EL CRISTIANO VIVE «EN CRISTO»
Antonio Orozco
Arvo.net
Actualización 30.07.2009
«Cristo vive. Esta es la gran verdad que llena de contenido nuestra fe. Jesús, que murió en la cruz, ha resucitado, ha triunfado de la muerte, del poder de las tinieblas, del dolor y de la angustia [...] Cristo no es una figura que pasó, que existió en un tiempo y que se fue, dejándonos un recuerdo y un ejemplo maravillosos […] Cristo vive en el cristiano. La fe nos dice que el hombre, en estado de gracia, está endiosado. Somos hombres y mujeres, no ángeles. Seres de carne y hueso, con corazón y con pasiones, con tristezas y con alegrías. Pero la divinización redunda en todo el hombre como un anticipo de la resurrección gloriosa.»  (San Josemaría Escrivá, Es Cristo que pasa, núm. 102)
El cristiano vive en Cristo. Entendemos aquí cristiano en su sentido pleno, es decir, aquel que habitualmente vive en Cristo. Muchos cristianos creen en Cristo, siguen algunas de sus huellas, guardan algunos de sus Mandamientos, pero no viven en Cristo. Nos proponemos exponer, dentro de los límites de este artículo en qué consiste la vida del cristiano normal, prescindiendo de si es o no corriente. Concretamente, nos referiremos a su vivir en Cristo. ¿Qué significa propiamente vivir en Cristo? ¿Cómo vive Cristo en el cristiano? ¿Cómo el cristiano vive en Cristo?  Las consecuencias prácticas, realmente ininventariables, de esta cuestión tan fundamental, tan vital, para cualquier cristiano, no las podremos abordar. El Compendio del Catecismo de la Iglesia Católica es en todo caso un instrumento utilísimo..
 La verdad fundamental de la fe cristiana es el hecho de la resurrección de Jesucristo. Cristo murió, es verdad, pero no ha muerto: ha resucitado. Cristo vive. Es un hecho históricamente tan documentado o más que el que más. Si los historiadores profesionales contasen para cualquier hecho acaecido en el siglo primero de nuestra era, con tanta documentación como hay de la muerte y resurrección de Cristo, no dudarían en reconocerlo a pies juntillas como rigurosamente fehaciente.
Cristo murió, es verdad, pero no ha muerto: ha resucitado. Es un hecho históricamente tan documentado como o más que el que más. Si los historiadores profesionales contasen para cualquier evento acaecido en el siglo primero de nuestra era, con tanta documentación como hay de la muerte y de la vida de Cristo tras la muerte, no dudarían en reconocerlo a pies juntillas.

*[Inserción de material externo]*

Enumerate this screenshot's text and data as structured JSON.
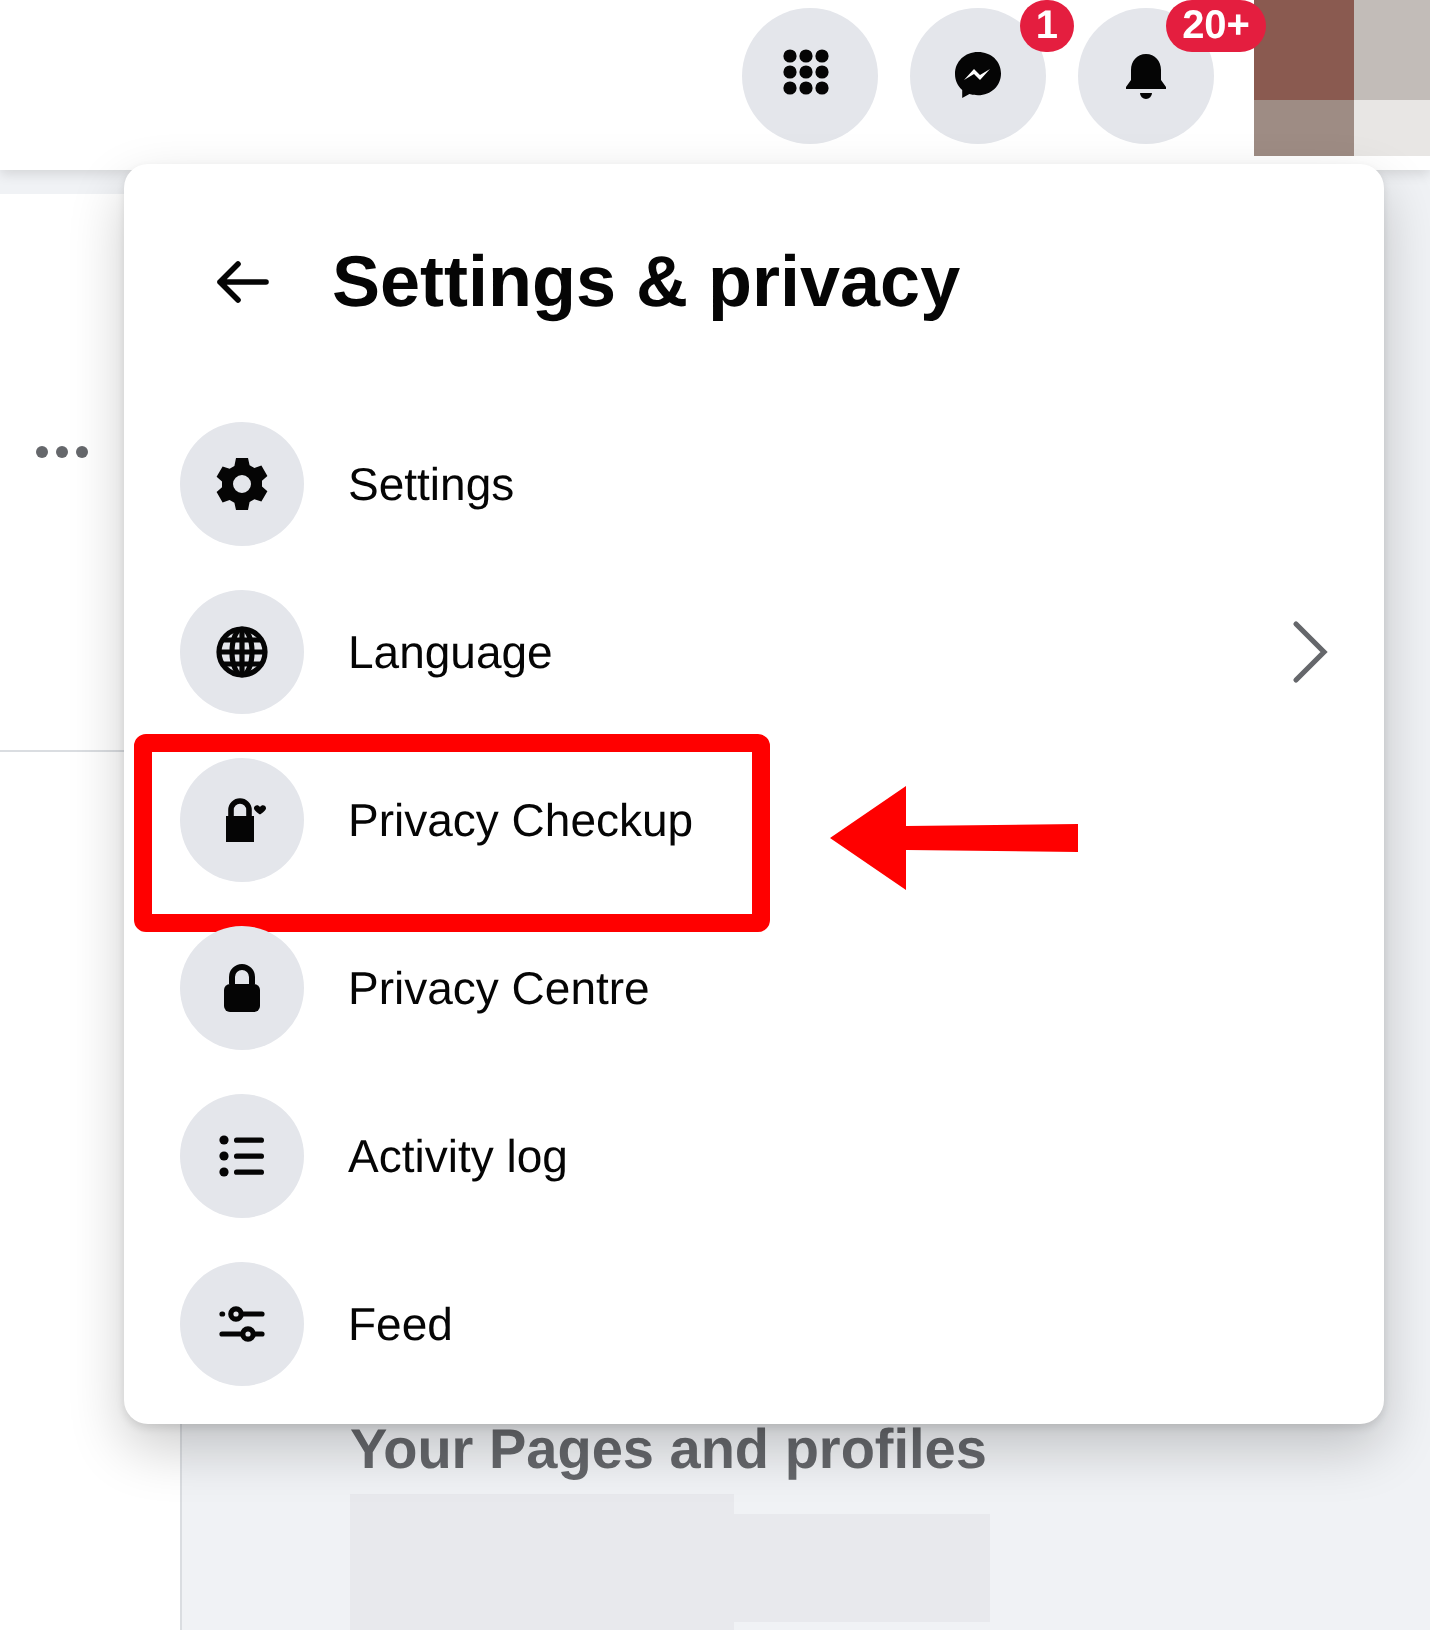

Los cuatro Evangelios nos dan noticia de lo que costó a los discípulos admitir el hecho de la resurrección. Suresistencia es para nosotros una buena razón para creer; es una muestra de su poca afición a montar espectáculos y a fabricar mitos. Los hechos y verdades sobrenaturales que hoy nos cuestan creer, también les costó a aquellos testigos de hace veinte siglos. No eran más crédulos, más torpes, o más dados a fantasías que nosotros. En la primera ocasión pensaron que se trataba de lo que nosotros llamamos un “fantasma” (un producto de la imaginación), un ser irreal. La Historia comprueba que admitieron la resurrección y la divinidad de la doctrina de Jesús por la fuerza de los hechos – no solo vistos sino palpados, comprobados empíricamente-, no por la lógica de las ideas o de la historia.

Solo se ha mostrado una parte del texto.